Go to the Target Mesh Specials menu, hit the Mesh to Hair button
Note that this operator does allow random vertex order, but there's one limitation.
Each hair particle(strand) has it's own direction like curves, in each strand, end vertex(vertex links to only 1 edge,each strand has two ends) with a lower index number defines the root to generate hair from, the order of the rest of the vertices does not affect the result. However if the root vertex is wrong, the hair strand will flip (sorry currently I can't think of a better way to find root vertex...)
Use the measureit addon that comes with blender to visualize vertex indices.
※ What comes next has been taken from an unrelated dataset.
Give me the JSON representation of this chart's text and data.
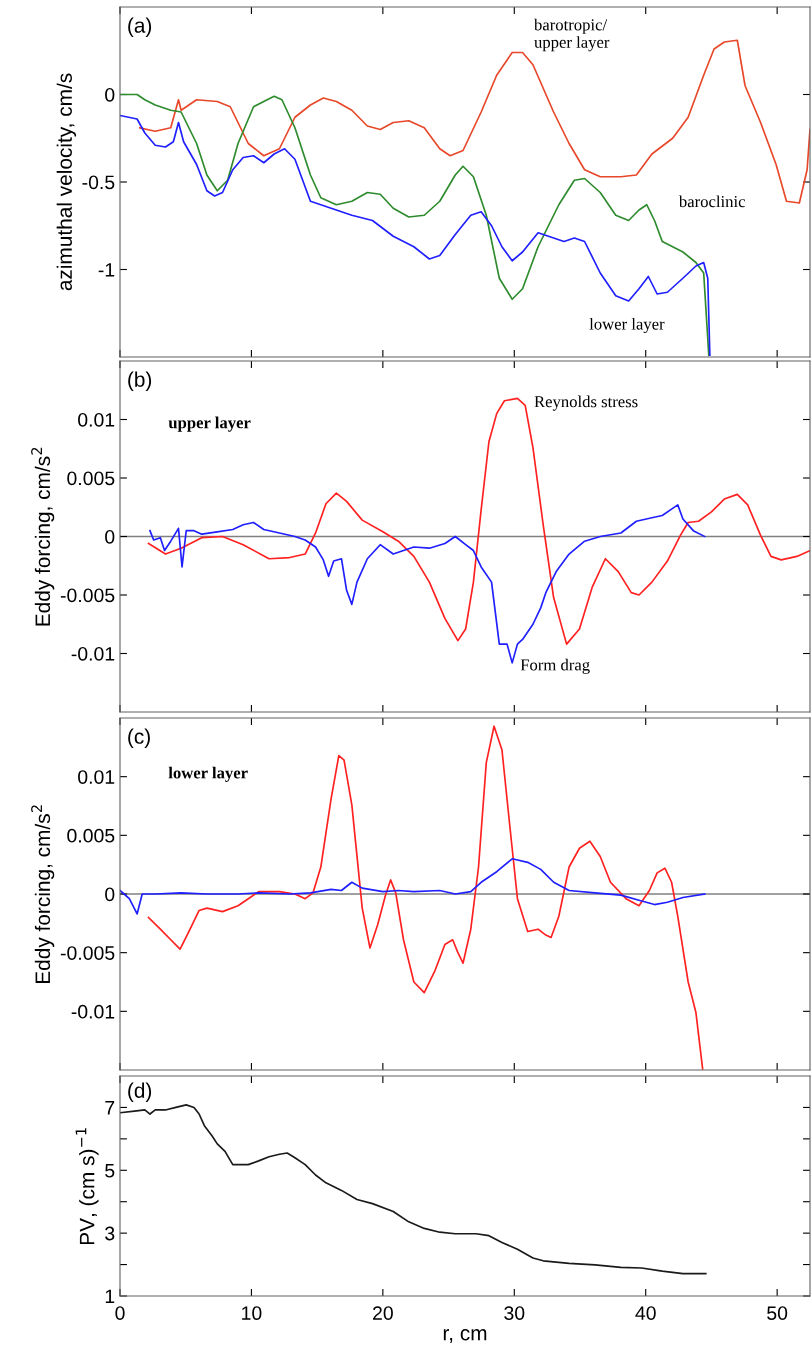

One way to make sure that the vertex order is right is to convert the target mesh to curve, go to curve edit mode, turn on draw normals under viewport overlays, you can see if the curves are pointing in the right direction (in most cases should be pointing away from the particle emitter), if not, switch curve direction, and convert back to mesh.
Now the hair is generated
Tweak some settings if you like
Bind the target mesh to an armature with automatic weights
Turn on layer update and global update, now you can use armature to control hair particles
Hair rig layer data are stored in Object level and will not lose when objects being linked to other files, but the hair rig object list is stored in Scene level, this list will be read by the handler function, so even an object has hair rig layer data, if it is not in the list, hair particles will not update, this design is mainly for performance efficiency. To recalculate the list, simply press the Initialize button right beside the Global Update switch, and you're good to go.